The optimization process finds a general meta-learning algorithm, which replaces the previous solution of domain-specific heuristics and greatly increases the rate of learning
Sequential reasoning: sharp increase in effective sequential memory/cognitive time between the “aligned” regime and the sharp left turn regime. Ways in which this can happen:
The model is just given access to memory. Its knowledge grows over time, and reaches a critical point which causes a sharp left turn. Alignment schemes before the critical point appear to work, but not after.
We try to restrict the model’s memory, but fail.

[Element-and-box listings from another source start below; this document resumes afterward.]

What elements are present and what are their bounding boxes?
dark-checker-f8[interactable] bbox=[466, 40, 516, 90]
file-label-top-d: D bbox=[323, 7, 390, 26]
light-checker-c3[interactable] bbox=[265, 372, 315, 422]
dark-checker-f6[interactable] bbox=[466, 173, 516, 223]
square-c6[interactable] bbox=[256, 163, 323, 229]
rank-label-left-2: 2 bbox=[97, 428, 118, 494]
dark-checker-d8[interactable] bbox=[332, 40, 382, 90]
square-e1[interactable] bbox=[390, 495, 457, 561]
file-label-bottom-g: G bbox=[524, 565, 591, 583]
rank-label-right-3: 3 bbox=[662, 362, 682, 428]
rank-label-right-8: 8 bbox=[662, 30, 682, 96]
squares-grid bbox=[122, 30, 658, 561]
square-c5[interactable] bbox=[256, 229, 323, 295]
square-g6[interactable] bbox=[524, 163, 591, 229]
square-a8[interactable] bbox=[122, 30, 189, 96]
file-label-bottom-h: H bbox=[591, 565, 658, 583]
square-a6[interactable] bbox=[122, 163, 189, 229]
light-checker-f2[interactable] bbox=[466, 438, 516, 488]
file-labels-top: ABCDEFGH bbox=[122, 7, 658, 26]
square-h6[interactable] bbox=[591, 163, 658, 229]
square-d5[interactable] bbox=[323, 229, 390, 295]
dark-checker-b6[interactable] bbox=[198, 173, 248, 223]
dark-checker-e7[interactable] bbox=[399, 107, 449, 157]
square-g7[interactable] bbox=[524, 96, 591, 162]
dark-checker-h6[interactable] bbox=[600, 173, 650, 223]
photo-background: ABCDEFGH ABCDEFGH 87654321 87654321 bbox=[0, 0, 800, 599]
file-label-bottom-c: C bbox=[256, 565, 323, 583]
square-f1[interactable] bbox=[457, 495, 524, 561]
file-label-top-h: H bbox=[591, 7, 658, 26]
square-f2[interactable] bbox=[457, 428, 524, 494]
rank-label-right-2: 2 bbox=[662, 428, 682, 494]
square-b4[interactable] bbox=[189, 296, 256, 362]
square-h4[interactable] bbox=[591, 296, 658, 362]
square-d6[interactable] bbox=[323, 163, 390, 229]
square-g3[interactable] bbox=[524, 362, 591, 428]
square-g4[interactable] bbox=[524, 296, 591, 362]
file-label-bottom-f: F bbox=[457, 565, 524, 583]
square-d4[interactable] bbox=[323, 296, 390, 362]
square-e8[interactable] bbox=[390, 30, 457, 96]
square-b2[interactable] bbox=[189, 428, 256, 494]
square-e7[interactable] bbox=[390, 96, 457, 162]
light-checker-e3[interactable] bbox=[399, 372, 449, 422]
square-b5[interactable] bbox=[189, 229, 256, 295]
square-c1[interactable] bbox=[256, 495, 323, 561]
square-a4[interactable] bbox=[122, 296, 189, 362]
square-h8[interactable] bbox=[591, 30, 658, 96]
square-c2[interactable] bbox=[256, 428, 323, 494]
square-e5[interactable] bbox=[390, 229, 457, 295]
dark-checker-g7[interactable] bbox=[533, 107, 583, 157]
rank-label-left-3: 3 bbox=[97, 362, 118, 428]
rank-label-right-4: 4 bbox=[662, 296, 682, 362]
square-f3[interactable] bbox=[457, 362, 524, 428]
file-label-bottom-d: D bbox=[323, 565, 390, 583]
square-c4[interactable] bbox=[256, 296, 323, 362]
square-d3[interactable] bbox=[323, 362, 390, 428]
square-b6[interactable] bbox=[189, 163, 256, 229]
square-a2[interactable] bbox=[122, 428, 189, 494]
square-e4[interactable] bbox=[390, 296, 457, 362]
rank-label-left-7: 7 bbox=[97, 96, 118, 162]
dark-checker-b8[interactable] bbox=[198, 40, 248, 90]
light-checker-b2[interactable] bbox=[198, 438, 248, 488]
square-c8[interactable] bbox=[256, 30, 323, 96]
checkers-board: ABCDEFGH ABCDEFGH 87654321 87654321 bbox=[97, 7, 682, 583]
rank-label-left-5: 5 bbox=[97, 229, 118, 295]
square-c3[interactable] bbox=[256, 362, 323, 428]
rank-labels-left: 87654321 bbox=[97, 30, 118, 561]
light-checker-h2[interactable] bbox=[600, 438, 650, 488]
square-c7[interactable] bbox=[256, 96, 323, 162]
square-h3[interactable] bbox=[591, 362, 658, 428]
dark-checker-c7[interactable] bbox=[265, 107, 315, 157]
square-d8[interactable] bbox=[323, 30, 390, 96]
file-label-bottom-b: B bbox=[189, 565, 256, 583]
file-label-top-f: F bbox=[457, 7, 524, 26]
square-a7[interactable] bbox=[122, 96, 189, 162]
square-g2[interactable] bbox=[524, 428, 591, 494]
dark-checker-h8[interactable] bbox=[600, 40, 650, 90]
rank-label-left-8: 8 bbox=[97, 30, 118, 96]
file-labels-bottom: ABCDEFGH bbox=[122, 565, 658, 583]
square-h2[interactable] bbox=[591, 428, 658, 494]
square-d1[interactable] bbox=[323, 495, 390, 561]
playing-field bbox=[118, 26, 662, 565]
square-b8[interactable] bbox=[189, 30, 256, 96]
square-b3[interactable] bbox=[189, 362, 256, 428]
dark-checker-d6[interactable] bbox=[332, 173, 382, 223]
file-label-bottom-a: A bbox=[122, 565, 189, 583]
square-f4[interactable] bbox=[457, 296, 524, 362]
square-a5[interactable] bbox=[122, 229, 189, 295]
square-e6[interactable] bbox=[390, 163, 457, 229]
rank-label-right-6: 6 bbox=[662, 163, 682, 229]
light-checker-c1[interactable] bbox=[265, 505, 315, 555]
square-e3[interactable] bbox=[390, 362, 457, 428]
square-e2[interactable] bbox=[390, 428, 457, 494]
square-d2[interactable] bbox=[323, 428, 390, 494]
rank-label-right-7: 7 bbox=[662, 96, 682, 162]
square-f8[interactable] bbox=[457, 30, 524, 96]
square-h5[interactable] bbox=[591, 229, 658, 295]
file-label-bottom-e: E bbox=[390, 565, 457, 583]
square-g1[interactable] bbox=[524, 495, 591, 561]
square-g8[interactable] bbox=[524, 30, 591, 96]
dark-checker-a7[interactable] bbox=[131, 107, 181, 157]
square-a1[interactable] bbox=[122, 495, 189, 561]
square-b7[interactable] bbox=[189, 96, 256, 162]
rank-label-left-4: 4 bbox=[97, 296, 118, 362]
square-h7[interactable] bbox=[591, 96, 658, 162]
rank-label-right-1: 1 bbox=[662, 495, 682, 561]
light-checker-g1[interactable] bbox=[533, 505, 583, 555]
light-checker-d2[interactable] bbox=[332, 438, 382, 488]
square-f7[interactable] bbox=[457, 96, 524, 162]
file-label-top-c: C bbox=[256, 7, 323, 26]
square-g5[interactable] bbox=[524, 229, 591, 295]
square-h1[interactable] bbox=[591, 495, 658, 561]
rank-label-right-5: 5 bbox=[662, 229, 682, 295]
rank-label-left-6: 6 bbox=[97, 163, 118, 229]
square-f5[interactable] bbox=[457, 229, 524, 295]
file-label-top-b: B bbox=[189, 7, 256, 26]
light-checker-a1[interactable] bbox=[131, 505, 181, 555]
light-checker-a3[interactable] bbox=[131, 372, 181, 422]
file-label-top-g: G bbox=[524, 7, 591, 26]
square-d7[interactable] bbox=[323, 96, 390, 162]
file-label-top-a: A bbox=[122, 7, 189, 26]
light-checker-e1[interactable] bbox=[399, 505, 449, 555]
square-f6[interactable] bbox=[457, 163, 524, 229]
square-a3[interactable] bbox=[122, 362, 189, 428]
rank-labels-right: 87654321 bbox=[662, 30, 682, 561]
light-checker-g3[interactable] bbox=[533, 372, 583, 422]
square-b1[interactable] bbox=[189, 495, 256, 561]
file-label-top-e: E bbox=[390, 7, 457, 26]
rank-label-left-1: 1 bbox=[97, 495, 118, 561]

E.g. the model’s outputs are used in the world, and the subsequent inputs carry information about previous outputs.
Some input causes the model to access a new faster mode of thinking (e.g. an explanation of how to do step-by-step reasoning in some domain). The same compute that on previous inputs powered e.g. one subjective day of thinking on this new input now powers one subjective week of thinking. This allows the model to evade alignment schemes.
Mechanisms for a rapid phase transition (Claim 1b)

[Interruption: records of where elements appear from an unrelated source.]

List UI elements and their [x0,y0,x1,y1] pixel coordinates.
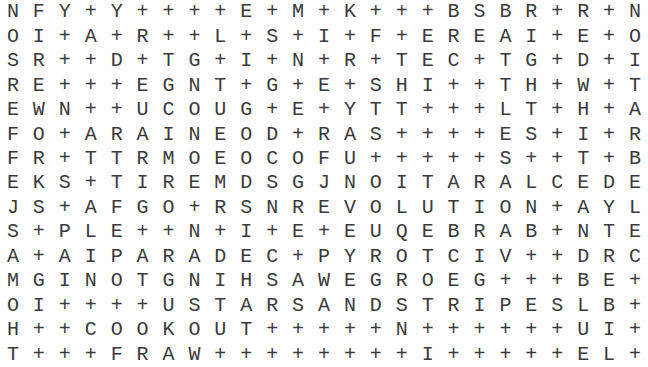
filler-cell: + [544,0,570,24]
letter-cell: O [130,318,156,342]
filler-cell: + [285,343,311,367]
letter-cell: R [596,245,622,269]
letter-cell: E [26,73,52,97]
letter-cell: R [363,245,389,269]
letter-cell: K [337,0,363,24]
filler-cell: + [311,98,337,122]
letter-cell: S [259,24,285,48]
filler-cell: + [311,220,337,244]
filler-cell: + [130,220,156,244]
letter-cell: R [570,0,596,24]
letter-cell: K [156,318,182,342]
letter-cell: W [311,269,337,293]
letter-cell: I [207,269,233,293]
letter-cell: L [78,220,104,244]
filler-cell: + [337,343,363,367]
filler-cell: + [544,24,570,48]
filler-cell: + [441,98,467,122]
filler-cell: + [363,318,389,342]
filler-cell: + [181,24,207,48]
filler-cell: + [26,343,52,367]
filler-cell: + [52,196,78,220]
filler-cell: + [441,147,467,171]
letter-cell: A [337,122,363,146]
letter-cell: I [467,245,493,269]
letter-cell: A [285,269,311,293]
filler-cell: + [622,294,648,318]
letter-cell: S [518,122,544,146]
filler-cell: + [311,0,337,24]
letter-cell: U [156,294,182,318]
letter-cell: H [233,269,259,293]
letter-cell: E [337,220,363,244]
letter-cell: A [130,245,156,269]
filler-cell: + [311,343,337,367]
letter-cell: C [259,245,285,269]
letter-cell: G [130,196,156,220]
letter-cell: G [518,49,544,73]
letter-cell: R [441,294,467,318]
letter-cell: M [156,147,182,171]
filler-cell: + [363,0,389,24]
filler-cell: + [415,318,441,342]
letter-cell: N [622,0,648,24]
letter-cell: R [467,171,493,195]
letter-cell: R [622,122,648,146]
letter-cell: T [233,318,259,342]
letter-cell: L [207,24,233,48]
letter-cell: T [622,73,648,97]
letter-cell: L [518,171,544,195]
letter-cell: O [156,196,182,220]
letter-cell: M [285,0,311,24]
letter-cell: Y [104,0,130,24]
letter-cell: T [156,49,182,73]
filler-cell: + [259,343,285,367]
letter-cell: S [544,294,570,318]
letter-cell: C [441,245,467,269]
letter-cell: I [156,122,182,146]
filler-cell: + [259,318,285,342]
filler-cell: + [518,147,544,171]
letter-cell: A [156,343,182,367]
letter-cell: O [233,122,259,146]
letter-cell: O [389,245,415,269]
letter-cell: I [311,24,337,48]
letter-cell: E [0,171,26,195]
letter-cell: I [596,318,622,342]
letter-cell: R [0,73,26,97]
filler-cell: + [26,318,52,342]
letter-cell: T [596,220,622,244]
letter-cell: C [441,49,467,73]
letter-cell: D [259,122,285,146]
filler-cell: + [259,220,285,244]
letter-cell: Y [596,196,622,220]
letter-cell: N [570,220,596,244]
letter-cell: J [311,171,337,195]
filler-cell: + [78,49,104,73]
letter-cell: P [492,294,518,318]
filler-cell: + [285,245,311,269]
letter-cell: R [26,147,52,171]
filler-cell: + [285,24,311,48]
letter-cell: S [0,220,26,244]
letter-cell: G [363,269,389,293]
letter-cell: A [78,196,104,220]
filler-cell: + [52,24,78,48]
letter-cell: R [156,171,182,195]
letter-cell: H [570,98,596,122]
filler-cell: + [544,122,570,146]
filler-cell: + [259,49,285,73]
filler-cell: + [130,0,156,24]
letter-cell: O [363,171,389,195]
filler-cell: + [311,318,337,342]
filler-cell: + [78,343,104,367]
letter-cell: G [26,269,52,293]
letter-cell: I [570,122,596,146]
filler-cell: + [52,49,78,73]
letter-cell: T [104,147,130,171]
filler-cell: + [52,294,78,318]
letter-cell: F [0,147,26,171]
letter-cell: F [0,122,26,146]
letter-cell: W [26,98,52,122]
letter-cell: N [285,49,311,73]
filler-cell: + [596,49,622,73]
letter-cell: E [233,0,259,24]
letter-cell: I [467,196,493,220]
letter-cell: P [104,245,130,269]
filler-cell: + [337,24,363,48]
filler-cell: + [52,147,78,171]
letter-cell: E [622,171,648,195]
letter-cell: N [78,269,104,293]
letter-cell: O [104,269,130,293]
filler-cell: + [518,269,544,293]
letter-cell: C [544,171,570,195]
letter-cell: P [52,220,78,244]
filler-cell: + [78,171,104,195]
letter-cell: W [181,343,207,367]
filler-cell: + [544,318,570,342]
filler-cell: + [596,73,622,97]
filler-cell: + [492,343,518,367]
filler-cell: + [52,318,78,342]
letter-cell: U [337,147,363,171]
letter-cell: E [415,220,441,244]
letter-cell: O [363,196,389,220]
letter-cell: G [233,98,259,122]
filler-cell: + [518,343,544,367]
letter-cell: A [233,294,259,318]
letter-cell: T [518,98,544,122]
letter-cell: M [207,171,233,195]
letter-cell: S [0,49,26,73]
letter-cell: B [570,269,596,293]
filler-cell: + [544,73,570,97]
letter-cell: L [622,196,648,220]
filler-cell: + [467,98,493,122]
filler-cell: + [26,220,52,244]
filler-cell: + [389,147,415,171]
filler-cell: + [130,294,156,318]
letter-cell: B [492,0,518,24]
letter-cell: R [518,0,544,24]
letter-cell: T [415,171,441,195]
letter-cell: C [622,245,648,269]
filler-cell: + [415,147,441,171]
letter-cell: R [130,147,156,171]
letter-cell: H [0,318,26,342]
letter-cell: A [492,24,518,48]
letter-cell: G [259,73,285,97]
filler-cell: + [156,0,182,24]
letter-cell: B [596,294,622,318]
letter-cell: S [363,73,389,97]
filler-cell: + [311,49,337,73]
letter-cell: I [26,294,52,318]
filler-cell: + [492,318,518,342]
filler-cell: + [389,0,415,24]
letter-cell: R [441,24,467,48]
filler-cell: + [156,24,182,48]
letter-cell: A [441,171,467,195]
letter-cell: R [311,122,337,146]
letter-cell: S [26,196,52,220]
letter-cell: A [181,245,207,269]
letter-cell: R [389,269,415,293]
filler-cell: + [363,49,389,73]
letter-cell: O [0,24,26,48]
filler-cell: + [467,122,493,146]
letter-cell: Y [52,0,78,24]
letter-cell: I [26,24,52,48]
letter-cell: G [285,171,311,195]
word-search-grid: NFY+Y++++E+M+K+++BSBR+R+NOI+A+R++L+S+I+F… [0,0,648,367]
filler-cell: + [285,73,311,97]
filler-cell: + [544,269,570,293]
letter-cell: C [78,318,104,342]
letter-cell: L [570,294,596,318]
filler-cell: + [285,122,311,146]
filler-cell: + [285,318,311,342]
filler-cell: + [518,318,544,342]
letter-cell: T [415,294,441,318]
letter-cell: N [337,294,363,318]
letter-cell: R [130,343,156,367]
letter-cell: E [311,196,337,220]
filler-cell: + [78,73,104,97]
letter-cell: T [441,196,467,220]
letter-cell: E [441,269,467,293]
letter-cell: B [441,0,467,24]
filler-cell: + [441,73,467,97]
letter-cell: E [181,171,207,195]
letter-cell: R [207,196,233,220]
letter-cell: O [181,147,207,171]
letter-cell: I [415,73,441,97]
letter-cell: N [181,73,207,97]
letter-cell: E [570,24,596,48]
letter-cell: T [207,294,233,318]
letter-cell: E [570,171,596,195]
filler-cell: + [181,196,207,220]
letter-cell: R [337,49,363,73]
letter-cell: T [207,73,233,97]
filler-cell: + [104,73,130,97]
filler-cell: + [52,343,78,367]
letter-cell: V [337,196,363,220]
filler-cell: + [337,73,363,97]
letter-cell: Y [337,98,363,122]
letter-cell: R [285,196,311,220]
letter-cell: T [570,147,596,171]
letter-cell: E [0,98,26,122]
letter-cell: D [104,49,130,73]
letter-cell: J [0,196,26,220]
letter-cell: Q [389,220,415,244]
letter-cell: N [181,269,207,293]
filler-cell: + [622,269,648,293]
filler-cell: + [130,49,156,73]
letter-cell: E [622,220,648,244]
filler-cell: + [544,220,570,244]
filler-cell: + [441,122,467,146]
letter-cell: O [622,24,648,48]
letter-cell: A [492,220,518,244]
letter-cell: N [181,122,207,146]
filler-cell: + [233,343,259,367]
filler-cell: + [233,73,259,97]
letter-cell: R [104,122,130,146]
letter-cell: A [311,294,337,318]
letter-cell: E [415,49,441,73]
filler-cell: + [78,294,104,318]
letter-cell: A [570,196,596,220]
letter-cell: C [259,147,285,171]
letter-cell: A [52,245,78,269]
letter-cell: D [233,171,259,195]
letter-cell: E [207,122,233,146]
letter-cell: U [207,98,233,122]
letter-cell: S [233,196,259,220]
letter-cell: E [311,73,337,97]
filler-cell: + [181,0,207,24]
letter-cell: D [570,245,596,269]
filler-cell: + [544,98,570,122]
filler-cell: + [207,220,233,244]
filler-cell: + [544,343,570,367]
letter-cell: U [130,98,156,122]
letter-cell: I [622,49,648,73]
letter-cell: N [259,196,285,220]
filler-cell: + [596,122,622,146]
filler-cell: + [389,122,415,146]
letter-cell: N [52,98,78,122]
letter-cell: P [311,245,337,269]
filler-cell: + [441,343,467,367]
letter-cell: G [156,73,182,97]
letter-cell: O [415,269,441,293]
letter-cell: T [0,343,26,367]
filler-cell: + [622,343,648,367]
letter-cell: F [26,0,52,24]
letter-cell: E [337,269,363,293]
letter-cell: F [311,147,337,171]
filler-cell: + [156,220,182,244]
letter-cell: R [156,245,182,269]
filler-cell: + [52,122,78,146]
letter-cell: R [467,220,493,244]
filler-cell: + [467,73,493,97]
filler-cell: + [596,0,622,24]
letter-cell: F [363,24,389,48]
filler-cell: + [104,294,130,318]
letter-cell: E [130,73,156,97]
letter-cell: E [596,269,622,293]
filler-cell: + [415,0,441,24]
letter-cell: S [52,171,78,195]
filler-cell: + [26,245,52,269]
letter-cell: N [337,171,363,195]
letter-cell: N [181,220,207,244]
filler-cell: + [104,98,130,122]
letter-cell: S [467,0,493,24]
letter-cell: C [156,98,182,122]
letter-cell: F [104,343,130,367]
filler-cell: + [596,24,622,48]
letter-cell: V [492,245,518,269]
letter-cell: A [622,98,648,122]
filler-cell: + [389,24,415,48]
filler-cell: + [104,24,130,48]
letter-cell: B [622,147,648,171]
letter-cell: O [0,294,26,318]
letter-cell: I [78,245,104,269]
letter-cell: E [415,24,441,48]
letter-cell: E [518,294,544,318]
letter-cell: A [0,245,26,269]
filler-cell: + [415,122,441,146]
letter-cell: W [570,73,596,97]
filler-cell: + [207,0,233,24]
letter-cell: S [492,147,518,171]
letter-cell: U [363,220,389,244]
letter-cell: E [285,98,311,122]
letter-cell: B [518,220,544,244]
filler-cell: + [363,147,389,171]
letter-cell: A [130,122,156,146]
letter-cell: D [363,294,389,318]
letter-cell: E [104,220,130,244]
letter-cell: I [518,24,544,48]
letter-cell: I [130,171,156,195]
letter-cell: R [259,294,285,318]
filler-cell: + [596,147,622,171]
filler-cell: + [78,98,104,122]
letter-cell: S [389,294,415,318]
filler-cell: + [544,147,570,171]
letter-cell: D [207,245,233,269]
filler-cell: + [467,49,493,73]
letter-cell: O [26,122,52,146]
letter-cell: R [130,24,156,48]
letter-cell: I [52,269,78,293]
letter-cell: O [181,98,207,122]
letter-cell: U [570,318,596,342]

A rapid phase transition happens if there is a capability overhang: the AI system is improving at various skills continuously, but its improvement in many domains is bottlenecked on one specific skill, and at some point it receives some input that makes its existing capabilities much more effective. Here are some ways this can happen:
The system acquires situational awareness, and now its world model includes understanding of the system’s place in the world and how its training and deployment works. It can plan using this knowledge, which leads to more effective use of existing capabilities.

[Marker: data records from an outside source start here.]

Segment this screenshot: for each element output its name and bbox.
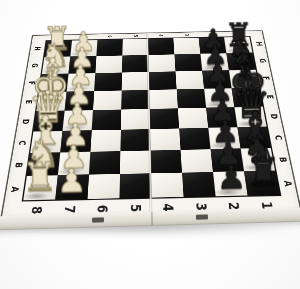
square-d4[interactable] (150, 108, 180, 129)
board-tilt: 87654321 87654321 HGFEDCBA HGFEDCBA ♜♟♟♜… (0, 30, 300, 219)
square-a7[interactable]: ♟ (55, 175, 89, 200)
square-c3[interactable] (179, 128, 210, 150)
file-label: G (21, 60, 49, 70)
rank-label: 3 (182, 27, 191, 43)
square-a4[interactable] (151, 173, 184, 198)
square-a2[interactable]: ♟ (213, 171, 248, 196)
hinge-icon (92, 217, 104, 222)
square-e3[interactable] (177, 89, 207, 109)
piece-bp: ♟ (216, 160, 246, 193)
piece-wp: ♟ (56, 164, 86, 197)
square-b6[interactable] (89, 151, 120, 174)
rank-label: 7 (80, 29, 89, 45)
square-g3[interactable] (174, 54, 202, 72)
square-b5[interactable] (120, 151, 151, 174)
square-f3[interactable] (175, 71, 204, 90)
square-f6[interactable] (94, 73, 122, 92)
square-d6[interactable] (92, 110, 122, 131)
square-c4[interactable] (150, 128, 181, 150)
square-f5[interactable] (122, 72, 149, 91)
square-e4[interactable] (149, 89, 178, 109)
rank-label: 4 (156, 28, 165, 44)
file-label: H (24, 44, 51, 53)
square-g4[interactable] (148, 54, 175, 72)
square-f4[interactable] (149, 71, 177, 90)
square-d3[interactable] (178, 108, 208, 129)
chess-board: 87654321 87654321 HGFEDCBA HGFEDCBA ♜♟♟♜… (0, 30, 300, 219)
square-e5[interactable] (121, 90, 149, 110)
square-g6[interactable] (95, 56, 122, 74)
hinge-icon (196, 214, 208, 219)
file-label: G (249, 55, 278, 65)
front-edge-seam (151, 212, 153, 225)
square-d5[interactable] (121, 109, 150, 130)
square-c5[interactable] (120, 129, 150, 151)
rank-label: 6 (105, 29, 114, 45)
chess-set-photo: 87654321 87654321 HGFEDCBA HGFEDCBA ♜♟♟♜… (0, 0, 300, 289)
piece-br: ♜ (245, 152, 281, 192)
square-a3[interactable] (182, 172, 216, 197)
board-scene: 87654321 87654321 HGFEDCBA HGFEDCBA ♜♟♟♜… (15, 0, 282, 244)
square-g5[interactable] (122, 55, 149, 73)
square-b4[interactable] (150, 150, 182, 173)
file-label: H (246, 39, 274, 49)
piece-wr: ♜ (21, 157, 57, 197)
square-a5[interactable] (119, 173, 151, 198)
square-c6[interactable] (90, 130, 121, 152)
square-e6[interactable] (93, 90, 122, 110)
square-a8[interactable]: ♜ (23, 175, 58, 200)
rank-label: 5 (131, 28, 139, 44)
square-b3[interactable] (181, 149, 213, 172)
square-a6[interactable] (87, 174, 120, 199)
square-a1[interactable]: ♜ (244, 171, 280, 196)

Analogy to few-shot prompting: the capabilities are already present in the trained artifact. Any alignment technique that goes through gradient updates becomes irrelevant. Putting the artifact into the “right” situation (e.g., giving it a few-shot prompt) reveals its capabilities relevant to this situation. Mechanism: the relevant knowledge and capabilities are installed by some generic pretraining optimisation process.
Discovering a more effective way to make use of low quality data leads to more effective use of existing capabilities.
We will discuss mechanisms for Claim 2 in a future post.
I still endorse the breakdown of “sharp left turn” claims in this post. Writing this helped me understand the threat model better (or at all) and make it a bit more concrete.
This post could be improved by explicitly relating the claims to the “consensus” threat model summarized in Clarifying AI X-risk. Overall, SLT seems like a special case of that threat model, which makes a subset of the SLT claims:
Claim 1 (capabilities generalize far) and Claim 3 (humans fail to intervene), but not Claims 1a/b (simultaneous / discontinuous generalization) or Claim 2 (alignment techniques stop working).
It probably relies on some weaker version of Claim 2 (alignment techniques failing to apply to more powerful systems in some way). This seems necessary for deceptive alignment to arise, e.g. if our interpretability techniques fail to detect deceptive reasoning. However, I expect that most ways this could happen would not be due to the alignment techniques being fundamentally inadequate for the capability transition to more powerful systems (the strong version of Claim 2 used in SLT).